As the other girl reached for a crystal perfume bottle, I raised my palm, a physical barrier between me and her "finishing touches."
"I have a migraine. Don’t," I said, my voice clipped. Every artificial scent in this house felt like a layer of Nikolai’s skin I didn't want on mine.
"It’s organic and cold-pressed, not the chemical ones," she murmured, her eyes pleading. She didn't want to get in trouble for an "unfinished" job.
I gave a stiff nod.
She pressed the atomizer, and a fine mist settled over my neck and forearms. The liquid was ice-cold, the sharp, botanical scent making the hair on my arms stand erect.

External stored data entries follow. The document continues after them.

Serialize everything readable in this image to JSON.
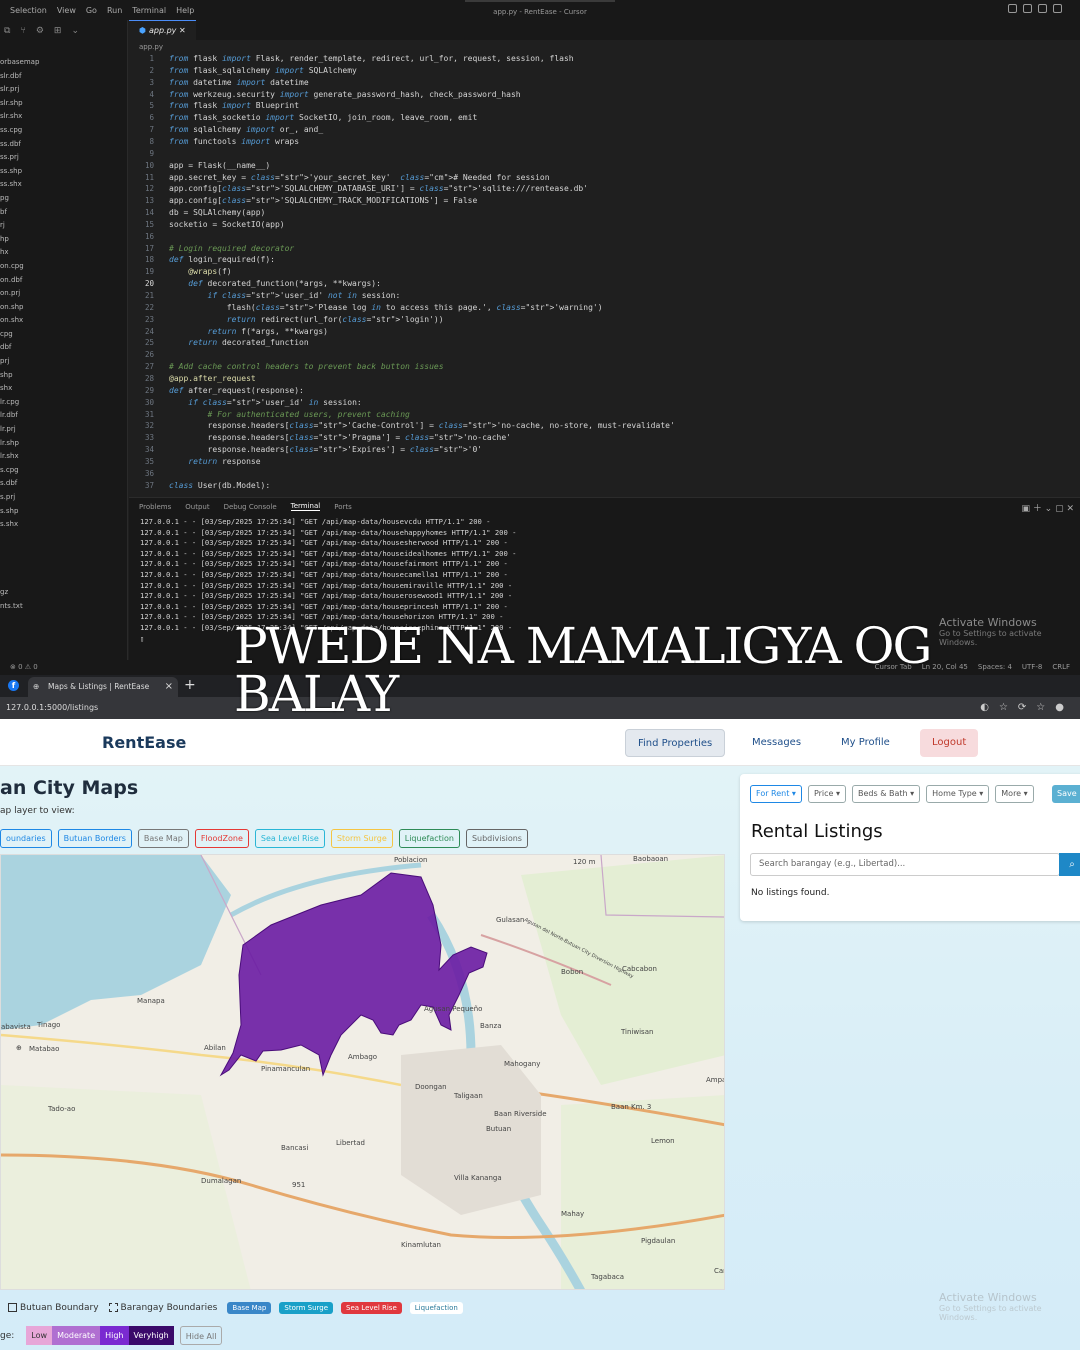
{
  "ide": {
    "menu": [
      "Selection",
      "View",
      "Go",
      "Run",
      "Terminal",
      "Help"
    ],
    "window_title": "app.py - RentEase - Cursor",
    "files": [
      "orbasemap",
      "slr.dbf",
      "slr.prj",
      "slr.shp",
      "slr.shx",
      "ss.cpg",
      "ss.dbf",
      "ss.prj",
      "ss.shp",
      "ss.shx",
      "pg",
      "bf",
      "rj",
      "hp",
      "hx",
      "on.cpg",
      "on.dbf",
      "on.prj",
      "on.shp",
      "on.shx",
      "cpg",
      "dbf",
      "prj",
      "shp",
      "shx",
      "lr.cpg",
      "lr.dbf",
      "lr.prj",
      "lr.shp",
      "lr.shx",
      "s.cpg",
      "s.dbf",
      "s.prj",
      "s.shp",
      "s.shx",
      "",
      "",
      "",
      "",
      "gz",
      "nts.txt"
    ],
    "tab": "app.py",
    "breadcrumb": "app.py",
    "code": [
      "from flask import Flask, render_template, redirect, url_for, request, session, flash",
      "from flask_sqlalchemy import SQLAlchemy",
      "from datetime import datetime",
      "from werkzeug.security import generate_password_hash, check_password_hash",
      "from flask import Blueprint",
      "from flask_socketio import SocketIO, join_room, leave_room, emit",
      "from sqlalchemy import or_, and_",
      "from functools import wraps",
      "",
      "app = Flask(__name__)",
      "app.secret_key = 'your_secret_key'  # Needed for session",
      "app.config['SQLALCHEMY_DATABASE_URI'] = 'sqlite:///rentease.db'",
      "app.config['SQLALCHEMY_TRACK_MODIFICATIONS'] = False",
      "db = SQLAlchemy(app)",
      "socketio = SocketIO(app)",
      "",
      "# Login required decorator",
      "def login_required(f):",
      "    @wraps(f)",
      "    def decorated_function(*args, **kwargs):",
      "        if 'user_id' not in session:",
      "            flash('Please log in to access this page.', 'warning')",
      "            return redirect(url_for('login'))",
      "        return f(*args, **kwargs)",
      "    return decorated_function",
      "",
      "# Add cache control headers to prevent back button issues",
      "@app.after_request",
      "def after_request(response):",
      "    if 'user_id' in session:",
      "        # For authenticated users, prevent caching",
      "        response.headers['Cache-Control'] = 'no-cache, no-store, must-revalidate'",
      "        response.headers['Pragma'] = 'no-cache'",
      "        response.headers['Expires'] = '0'",
      "    return response",
      "",
      "class User(db.Model):"
    ],
    "panel_tabs": [
      "Problems",
      "Output",
      "Debug Console",
      "Terminal",
      "Ports"
    ],
    "panel_active": "Terminal",
    "terminal": [
      "127.0.0.1 - - [03/Sep/2025 17:25:34] \"GET /api/map-data/housevcdu HTTP/1.1\" 200 -",
      "127.0.0.1 - - [03/Sep/2025 17:25:34] \"GET /api/map-data/househappyhomes HTTP/1.1\" 200 -",
      "127.0.0.1 - - [03/Sep/2025 17:25:34] \"GET /api/map-data/housesherwood HTTP/1.1\" 200 -",
      "127.0.0.1 - - [03/Sep/2025 17:25:34] \"GET /api/map-data/houseidealhomes HTTP/1.1\" 200 -",
      "127.0.0.1 - - [03/Sep/2025 17:25:34] \"GET /api/map-data/housefairmont HTTP/1.1\" 200 -",
      "127.0.0.1 - - [03/Sep/2025 17:25:34] \"GET /api/map-data/housecamella1 HTTP/1.1\" 200 -",
      "127.0.0.1 - - [03/Sep/2025 17:25:34] \"GET /api/map-data/housemiraville HTTP/1.1\" 200 -",
      "127.0.0.1 - - [03/Sep/2025 17:25:34] \"GET /api/map-data/houserosewood1 HTTP/1.1\" 200 -",
      "127.0.0.1 - - [03/Sep/2025 17:25:34] \"GET /api/map-data/houseprincesh HTTP/1.1\" 200 -",
      "127.0.0.1 - - [03/Sep/2025 17:25:34] \"GET /api/map-data/househorizon HTTP/1.1\" 200 -",
      "127.0.0.1 - - [03/Sep/2025 17:25:34] \"GET /api/map-data/housejosephine HTTP/1.1\" 200 -"
    ],
    "activate_title": "Activate Windows",
    "activate_sub": "Go to Settings to activate Windows.",
    "status_left": "⊗ 0 ⚠ 0",
    "status_right": [
      "Cursor Tab",
      "Ln 20, Col 45",
      "Spaces: 4",
      "UTF-8",
      "CRLF"
    ]
  },
  "caption": "PWEDE NA MAMALIGYA OG BALAY",
  "browser": {
    "tab_title": "Maps & Listings | RentEase",
    "url": "127.0.0.1:5000/listings"
  },
  "nav": {
    "brand": "RentEase",
    "find": "Find Properties",
    "messages": "Messages",
    "profile": "My Profile",
    "logout": "Logout"
  },
  "maps": {
    "title": "an City Maps",
    "subtitle": "ap layer to view:",
    "layer_buttons": [
      {
        "label": "oundaries",
        "color": "#1e88e5"
      },
      {
        "label": "Butuan Borders",
        "color": "#1e88e5"
      },
      {
        "label": "Base Map",
        "color": "#777777"
      },
      {
        "label": "FloodZone",
        "color": "#e53935"
      },
      {
        "label": "Sea Level Rise",
        "color": "#29b6d6"
      },
      {
        "label": "Storm Surge",
        "color": "#f5c542"
      },
      {
        "label": "Liquefaction",
        "color": "#2e8b57"
      },
      {
        "label": "Subdivisions",
        "color": "#666666"
      }
    ],
    "place_labels": [
      "Poblacion",
      "Baobaoan",
      "Gulasan",
      "Bobon",
      "Cabcabon",
      "Manapa",
      "Agusan Pequeño",
      "Banza",
      "Tiniwisan",
      "Abilan",
      "Ambago",
      "Mahogany",
      "Matabao",
      "Tinago",
      "Pinamanculan",
      "Doongan",
      "Ampa",
      "Taligaan",
      "Baan Riverside",
      "Baan Km. 3",
      "Butuan",
      "Lemon",
      "Bancasi",
      "Libertad",
      "Dumalagan",
      "Villa Kananga",
      "Mahay",
      "Kinamlutan",
      "Pigdaulan",
      "Tagabaca",
      "Cam",
      "Tado-ao",
      "abavista",
      "951",
      "120 m",
      "Agusan del Norte-Butuan City Diversion Highway"
    ],
    "legend": {
      "butuan_boundary": "Butuan Boundary",
      "barangay_boundaries": "Barangay Boundaries",
      "pills": [
        {
          "label": "Base Map",
          "color": "#3a87c8"
        },
        {
          "label": "Storm Surge",
          "color": "#19a0c8"
        },
        {
          "label": "Sea Level Rise",
          "color": "#e0383e"
        },
        {
          "label": "Liquefaction",
          "color": "#ffffff",
          "text": "#2a7a9a"
        }
      ]
    },
    "range_label": "ge:",
    "ranges": [
      {
        "label": "Low",
        "bg": "#e7a6d8",
        "fg": "#333333"
      },
      {
        "label": "Moderate",
        "bg": "#b06fd1",
        "fg": "#ffffff"
      },
      {
        "label": "High",
        "bg": "#7a2ad1",
        "fg": "#ffffff"
      },
      {
        "label": "Veryhigh",
        "bg": "#3a0a6a",
        "fg": "#ffffff"
      }
    ],
    "hide_all": "Hide All"
  },
  "listings": {
    "filters": [
      "For Rent",
      "Price",
      "Beds & Bath",
      "Home Type",
      "More"
    ],
    "save": "Save S",
    "title": "Rental Listings",
    "search_placeholder": "Search barangay (e.g., Libertad)...",
    "empty": "No listings found."
  },
  "colors": {
    "flood_polygon": "#6a1ba3",
    "brand": "#1b3a5c"
  }
}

It felt like being marked.
"Leave."
The voice didn't come from the room; it came from the doorway, a low, calm vibration that carried the weight of a death sentence. It was the sound of the "Black walls" itself speaking.
The two girls didn't just move; they flinched, their bodies physically recoiling from the sound. They bowed, their eyes fixed on the floorboards, and scurried out like mice fleeing a predator.
Me?
I didn't move. I stayed seated in the vanity chair, my back to the door, watching him in the mirror. My heart was hammering a frantic, irregular rhythm against my ribs the only thing in the room that wasn't under his control.
Is he going to get mad?
The question flickered in my mind, but I extinguished it. Fear was a liability I couldn't afford to carry tonight. This this confrontation was exactly what I had calculated for. I wanted him to see the ruined hem. I wanted him to see the pale, unpainted face.
I wanted him to realize that while he could own my location, he would never own the ledger of my soul.